– Тогда помолчим.
– Молчать необязательно, просто хаять его сейчас уже не стоит, да и бесполезно это. Далеко до могилы?
– Нет! Сейчас перейдем на соседнюю дорожку, там метров пятьдесят прямо к забору и чуть в сторону.
– Идем.
Могила бывшего мужа Надежды была неплохо оформлена, имелся памятник с надгробной плитой, оградка с калиткой и даже столик со скамейкой, но сильно запущена. Еще прошлогодний бурьян закрывал все пространство участка. Женщина и на этот раз не стала хоть имитировать уборку, бросила в траву букетик и повернулась к Власенко:
– Вот и все. Свиделись. Можем идти дальше.
– Ты бы хоть немного могилу прибрала!
Надежда ответила жестко:
– Обойдется и так, пусть благодарит там, на небесах, что похоронила, да все как у людей сделала. От детей деньги оторвала, а сделала.
– Сколько ему было? Я не вижу даты на памятнике.
– Сорок два.
– Молодой.
– Да, молодой. Но хватит об этом. Идем по твоим делам. Они важнее и благороднее, чем торчание у могилы пьяницы-эгоиста.
Прапорщик никак не среагировал на последнюю реплику спутницы, выйдя на асфальтированную дорожку. Взглянул на часы – 14.20. Минут через десять должен показаться траурный кортеж с телами семьи Шариповых. Можно сближаться с могилами, но перед этим Власенко решил провести первую круговую съемку. Он включил камеру, открыл миниатюрный дисплей, настроил фокус и медленно повернулся вокруг своей оси.
Надежда не поняла движений прапорщика, забыв о покупке, поэтому спросила:
– Ты чего крутишься?
– Не кручусь, а снимаю местность.
– А! Я совсем про камеру забыла. Но, по-моему, ничего интересного на кладбище нет.
– Посмотрим. Позже, на пленке. Идем дальше.
– Идем.
Петр вновь взял женщину под руку:
– Надя! Я очень тебя прошу, находясь возле гробов с телами семьи Шариповых, пожалуйста, постарайся держать себя в эмоциональном плане. Нет, слезу, конечно, пустить можешь, это для женщин естественно, но не более того.
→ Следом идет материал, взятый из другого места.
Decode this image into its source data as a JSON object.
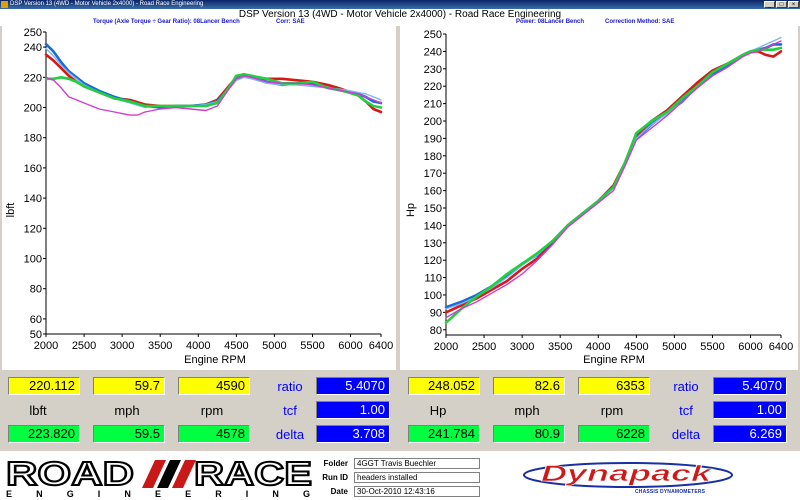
{
  "window": {
    "title": "DSP Version 13 (4WD - Motor Vehicle 2x4000) - Road Race Engineering",
    "buttons": [
      "_",
      "□",
      "×"
    ]
  },
  "header": {
    "title": "DSP Version 13 (4WD - Motor Vehicle 2x4000) - Road Race Engineering",
    "left_sub1": "Torque (Axle Torque ÷ Gear Ratio): 08Lancer Bench",
    "left_sub2": "Corr: SAE",
    "right_sub1": "Power: 08Lancer Bench",
    "right_sub2": "Correction Method: SAE"
  },
  "colors": {
    "red": "#d81818",
    "blue": "#1a6ad8",
    "lightblue": "#82b4f0",
    "green": "#20d040",
    "magenta": "#d03cd0"
  },
  "chart_data": [
    {
      "type": "line",
      "xlabel": "Engine RPM",
      "ylabel": "lbft",
      "xlim": [
        2000,
        6400
      ],
      "ylim": [
        50,
        250
      ],
      "x_ticks": [
        2000,
        2500,
        3000,
        3500,
        4000,
        4500,
        5000,
        5500,
        6000,
        6400
      ],
      "y_ticks": [
        50,
        60,
        80,
        100,
        120,
        140,
        160,
        180,
        200,
        220,
        240,
        250
      ],
      "grid": false,
      "series": [
        {
          "color": "red",
          "x": [
            2000,
            2100,
            2200,
            2300,
            2400,
            2500,
            2700,
            2900,
            3100,
            3300,
            3500,
            3700,
            3900,
            4100,
            4250,
            4400,
            4500,
            4600,
            4700,
            4900,
            5100,
            5300,
            5500,
            5700,
            5900,
            6100,
            6200,
            6300,
            6400
          ],
          "y": [
            235,
            231,
            226,
            221,
            217,
            214,
            210,
            206,
            205,
            202,
            201,
            201,
            201,
            202,
            205,
            214,
            220,
            222,
            220,
            219,
            219,
            218,
            217,
            215,
            212,
            208,
            204,
            199,
            197
          ]
        },
        {
          "color": "blue",
          "x": [
            2000,
            2100,
            2200,
            2300,
            2400,
            2500,
            2700,
            2900,
            3100,
            3300,
            3500,
            3700,
            3900,
            4100,
            4250,
            4400,
            4500,
            4600,
            4700,
            4900,
            5100,
            5300,
            5500,
            5700,
            5900,
            6100,
            6200,
            6300,
            6400
          ],
          "y": [
            242,
            237,
            230,
            224,
            220,
            216,
            211,
            207,
            204,
            201,
            200,
            201,
            201,
            202,
            204,
            213,
            219,
            221,
            220,
            217,
            215,
            216,
            216,
            213,
            211,
            209,
            207,
            204,
            203
          ]
        },
        {
          "color": "lightblue",
          "x": [
            2000,
            2100,
            2200,
            2300,
            2400,
            2500,
            2700,
            2900,
            3100,
            3300,
            3500,
            3700,
            3900,
            4100,
            4250,
            4400,
            4500,
            4600,
            4700,
            4900,
            5100,
            5300,
            5500,
            5700,
            5900,
            6100,
            6200,
            6300,
            6400
          ],
          "y": [
            239,
            234,
            228,
            223,
            219,
            215,
            210,
            206,
            203,
            200,
            201,
            200,
            201,
            202,
            204,
            212,
            218,
            220,
            219,
            216,
            215,
            215,
            214,
            213,
            212,
            210,
            209,
            207,
            205
          ]
        },
        {
          "color": "green",
          "x": [
            2000,
            2100,
            2200,
            2300,
            2400,
            2500,
            2700,
            2900,
            3100,
            3300,
            3500,
            3700,
            3900,
            4100,
            4250,
            4400,
            4500,
            4600,
            4700,
            4900,
            5100,
            5300,
            5500,
            5700,
            5900,
            6100,
            6200,
            6300,
            6400
          ],
          "y": [
            219,
            219,
            220,
            219,
            217,
            214,
            210,
            206,
            204,
            201,
            201,
            201,
            201,
            201,
            203,
            213,
            221,
            222,
            221,
            219,
            216,
            216,
            217,
            213,
            211,
            208,
            204,
            201,
            200
          ]
        },
        {
          "color": "magenta",
          "x": [
            2000,
            2100,
            2200,
            2300,
            2400,
            2500,
            2700,
            2900,
            3100,
            3200,
            3300,
            3500,
            3700,
            3900,
            4100,
            4250,
            4400,
            4500,
            4600,
            4700,
            4900,
            5100,
            5300,
            5500,
            5700,
            5900,
            6100,
            6200,
            6300,
            6400
          ],
          "y": [
            220,
            218,
            213,
            207,
            205,
            203,
            199,
            197,
            195,
            195,
            197,
            199,
            200,
            199,
            198,
            201,
            212,
            219,
            221,
            220,
            217,
            216,
            216,
            215,
            213,
            211,
            209,
            207,
            205,
            203
          ]
        }
      ]
    },
    {
      "type": "line",
      "xlabel": "Engine RPM",
      "ylabel": "Hp",
      "xlim": [
        2000,
        6400
      ],
      "ylim": [
        77,
        250
      ],
      "x_ticks": [
        2000,
        2500,
        3000,
        3500,
        4000,
        4500,
        5000,
        5500,
        6000,
        6400
      ],
      "y_ticks": [
        80,
        90,
        100,
        110,
        120,
        130,
        140,
        150,
        160,
        170,
        180,
        190,
        200,
        210,
        220,
        230,
        240,
        250
      ],
      "grid": false,
      "series": [
        {
          "color": "red",
          "x": [
            2000,
            2200,
            2400,
            2600,
            2800,
            3000,
            3200,
            3400,
            3600,
            3800,
            4000,
            4200,
            4350,
            4500,
            4700,
            4900,
            5100,
            5300,
            5500,
            5700,
            5900,
            6000,
            6100,
            6200,
            6300,
            6400
          ],
          "y": [
            90,
            94,
            98,
            103,
            108,
            115,
            121,
            130,
            140,
            147,
            154,
            163,
            176,
            192,
            200,
            206,
            214,
            222,
            229,
            233,
            238,
            240,
            240,
            238,
            237,
            240
          ]
        },
        {
          "color": "blue",
          "x": [
            2000,
            2200,
            2400,
            2600,
            2800,
            3000,
            3200,
            3400,
            3600,
            3800,
            4000,
            4200,
            4350,
            4500,
            4700,
            4900,
            5100,
            5300,
            5500,
            5700,
            5900,
            6000,
            6100,
            6200,
            6300,
            6400
          ],
          "y": [
            93,
            96,
            100,
            105,
            111,
            118,
            123,
            131,
            140,
            147,
            154,
            162,
            175,
            190,
            198,
            205,
            211,
            220,
            227,
            232,
            238,
            240,
            241,
            242,
            244,
            244
          ]
        },
        {
          "color": "lightblue",
          "x": [
            2000,
            2200,
            2400,
            2600,
            2800,
            3000,
            3200,
            3400,
            3600,
            3800,
            4000,
            4200,
            4350,
            4500,
            4700,
            4900,
            5100,
            5300,
            5500,
            5700,
            5900,
            6000,
            6100,
            6200,
            6300,
            6400
          ],
          "y": [
            92,
            95,
            99,
            104,
            110,
            117,
            123,
            131,
            140,
            147,
            154,
            162,
            175,
            190,
            198,
            204,
            211,
            219,
            226,
            231,
            237,
            240,
            242,
            244,
            246,
            248
          ]
        },
        {
          "color": "green",
          "x": [
            2000,
            2200,
            2400,
            2600,
            2800,
            3000,
            3200,
            3400,
            3600,
            3800,
            4000,
            4200,
            4350,
            4500,
            4700,
            4900,
            5100,
            5300,
            5500,
            5700,
            5900,
            6000,
            6100,
            6200,
            6300,
            6400
          ],
          "y": [
            84,
            92,
            99,
            105,
            112,
            118,
            124,
            131,
            140,
            147,
            154,
            162,
            176,
            193,
            200,
            205,
            213,
            220,
            228,
            233,
            238,
            240,
            241,
            241,
            241,
            242
          ]
        },
        {
          "color": "magenta",
          "x": [
            2000,
            2200,
            2400,
            2600,
            2800,
            3000,
            3200,
            3400,
            3600,
            3800,
            4000,
            4200,
            4350,
            4500,
            4700,
            4900,
            5100,
            5300,
            5500,
            5700,
            5900,
            6000,
            6100,
            6200,
            6300,
            6400
          ],
          "y": [
            87,
            92,
            96,
            101,
            106,
            112,
            120,
            129,
            139,
            146,
            153,
            160,
            174,
            189,
            196,
            203,
            211,
            219,
            226,
            231,
            237,
            239,
            240,
            242,
            244,
            246
          ]
        }
      ]
    }
  ],
  "readouts": {
    "left": {
      "row1": [
        "220.112",
        "59.7",
        "4590"
      ],
      "labels": [
        "lbft",
        "mph",
        "rpm"
      ],
      "row3": [
        "223.820",
        "59.5",
        "4578"
      ],
      "ratio_label": "ratio",
      "ratio": "5.4070",
      "tcf_label": "tcf",
      "tcf": "1.00",
      "delta_label": "delta",
      "delta": "3.708"
    },
    "right": {
      "row1": [
        "248.052",
        "82.6",
        "6353"
      ],
      "labels": [
        "Hp",
        "mph",
        "rpm"
      ],
      "row3": [
        "241.784",
        "80.9",
        "6228"
      ],
      "ratio_label": "ratio",
      "ratio": "5.4070",
      "tcf_label": "tcf",
      "tcf": "1.00",
      "delta_label": "delta",
      "delta": "6.269"
    }
  },
  "footer": {
    "logo_word1": "ROAD",
    "logo_word2": "RACE",
    "logo_sub": "E N G I N E E R I N G",
    "folder_label": "Folder",
    "folder_value": "4GGT Travis Buechler",
    "runid_label": "Run ID",
    "runid_value": "headers installed",
    "date_label": "Date",
    "date_value": "30-Oct-2010 12:43:16",
    "brand": "Dynapack",
    "brand_sub": "CHASSIS DYNAMOMETERS"
  }
}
Для наблюдателей извне, если таковые объявятся на кладбище, мы не должны вызвать интереса. Так, посторонние прохожие, проведавшие своих родственников, по случаю заглянувшие и на чужие похороны. Договорились?
– Ой, Петя, не знаю, смогу ли? Ведь в гробах будут дети.
Посуровевшим голосом прапорщик сказал:
– Гробы будут закрыты.
– И все равно. Детские гробы – они маленькие, а это еще страшней.
– Надя! Ты должна сдержать себя. Лучше смотри по сторонам, а? Но не открыто! А так, время от времени, бросая взгляд то вправо, то влево. Это и отвлечет тебя, и, возможно, позволит увидеть то, что пропущу я.
– Хорошо, я постараюсь.
– Вот и лады.
Власенко вызвал Гончарова, но тот не ответил. Наверное, находился среди людей и не мог выйти на связь. Это означало, что процессия приближается к кладбищу.
Четыре автобуса и черная «Волга» появились, как только прапорщик с Надеждой вышли на центральную аллею. Траурный кортеж проследовал мимо пары, медленно идущей к периметру ограждения кладбища.
Автобусы остановились у самого забора, из них вышли люди, в большинстве своем в милицейской форме, у пятерых из них были при себе автоматы. После короткой паузы, а вернее, совещания, из автобусов извлекли гробы. Власенко с женщиной находились уже метрах в тридцати от последнего катафалка, как радиостанция прапорщика выдала сигнал вызова:
– Влас, ответь.
– Слушаю.
– Замедли движение и начинай съемку.
– Я уже ее начал.
– Хорошо. Обрати внимание на центральный вход. По-моему, в ходе движения по городу за нами шла «БМВ», номер был смазан.